Quelques brèves de Julie

 

 

S14 – 6 au 12 avril 2020

 

 

 

Un peu de culture dans ce monde de brutes.

🎞🎥 « Avant toi » de Thea Sharrock, avec Emilia Clarke et Sam Clafin, 2016

Le film idéal à voir si vous avez envie de romantisme et de verser quelques larmes, beaucoup de larmes ! Will Traynor a tout du beau gosse qui réussit : un appartement à New York, un travail dans la finance, une jolie petite amie… mais un malheureusement accident le rend tétraplégique. À peine âgé de trente ans et son avenir se trouve anéanti. Ses riches parents l’installent auprès d’eux dans la campagne anglaise et recrutent, en dernier recours, une jeune fille pour s’occuper de lui et, principalement, le divertir et lui redonner goût à la vie, lui faire oublier son envie d’en finir. Louisa Clark, elle, est la chic fille : généreuse, jolie, issue d’un milieu modeste. Elle se contente du peu qu’elle a et prend à cœur son travail. Elle invente alors toutes sortes d’activités, de sorties, pour redonner le sourire à Will. Evidemment, les deux finissent par se plaire. Cela sera-t-il suffisant pour faire passer à Will son envie de mettre un terme à sa vie ? Un joli film pétri de bons sentiments, mais ça fonctionne ! Je n’ai en revanche pas lu le livre de Jojo Moyes dont ce film est l’adaptation. Gros succès littéraire, de même que les livres qui ont suivi !

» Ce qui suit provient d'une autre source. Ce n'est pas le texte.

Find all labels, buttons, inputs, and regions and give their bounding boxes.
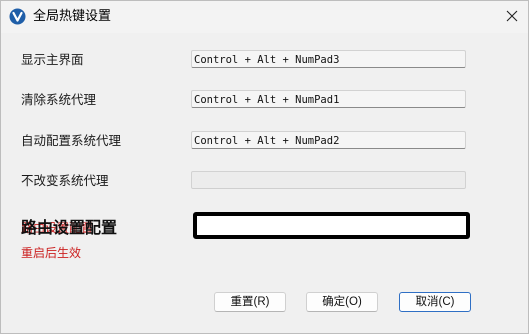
restart-notice: 重启后生效 [21, 246, 82, 260]
label-keep-system-proxy: 不改变系统代理 [21, 173, 109, 188]
hotkey-field-show-main-window[interactable]: Control + Alt + NumPad3 [191, 50, 466, 68]
hotkey-field-routing[interactable] [193, 212, 470, 239]
label-show-main-window: 显示主界面 [21, 52, 84, 67]
routing-label: 路由设置配置 路由设置配置 [21, 218, 141, 240]
reset-button[interactable]: 重置(R) [214, 292, 286, 312]
ok-button[interactable]: 确定(O) [306, 292, 378, 312]
hotkey-field-keep-system-proxy[interactable] [191, 171, 466, 189]
hotkey-field-auto-config-system-proxy[interactable]: Control + Alt + NumPad2 [191, 131, 466, 149]
window-title: 全局热键设置 [33, 9, 112, 24]
routing-label-overlay: 路由设置配置 [21, 218, 118, 237]
cancel-button[interactable]: 取消(C) [399, 292, 471, 312]
label-auto-config-system-proxy: 自动配置系统代理 [21, 133, 122, 148]
app-logo-icon [9, 8, 26, 25]
hotkey-settings-window: 全局热键设置 显示主界面 Control + Alt + NumPad3 清除系… [0, 0, 529, 334]
label-clear-system-proxy: 清除系统代理 [21, 92, 97, 107]
title-bar[interactable]: 全局热键设置 [1, 1, 528, 33]
hotkey-field-clear-system-proxy[interactable]: Control + Alt + NumPad1 [191, 90, 466, 108]
close-icon [506, 10, 518, 22]
close-button[interactable] [496, 1, 528, 33]
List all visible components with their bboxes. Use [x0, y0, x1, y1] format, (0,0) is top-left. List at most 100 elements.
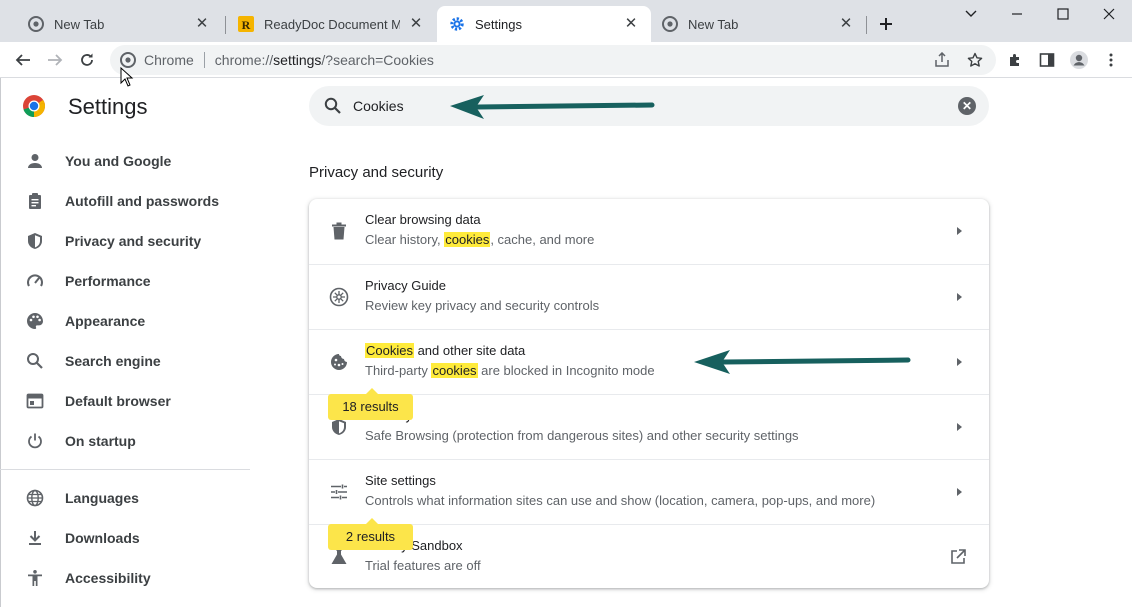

📺 « Grace et Frankie » de Marta Kauffman et Howaed J. Morris, avec Jane Fonda, Lily Tomlin, Sam Waterston, Martin Sheen, 6 saisons, 48 X 27’, Netflix

Grace et Frankie, 70 ans chacune, apprennent que leurs époux, avocats dans le même cabinet, ont décidé de les quitter et de vivre leur amour au grand jour ! Passé le choc, les deux femmes emménagent elles aussi ensemble même si toutes deux sont très différentes, l’une est une femme d’affaire et l’autre une hippie. une multitude d’histoires farfelues, et qui finit par unir Grace, une femme d’affaires à Frankie une hippie. Des situations cocasses, de bon dialogues… Pas un coup de cœur mais pas désagréable !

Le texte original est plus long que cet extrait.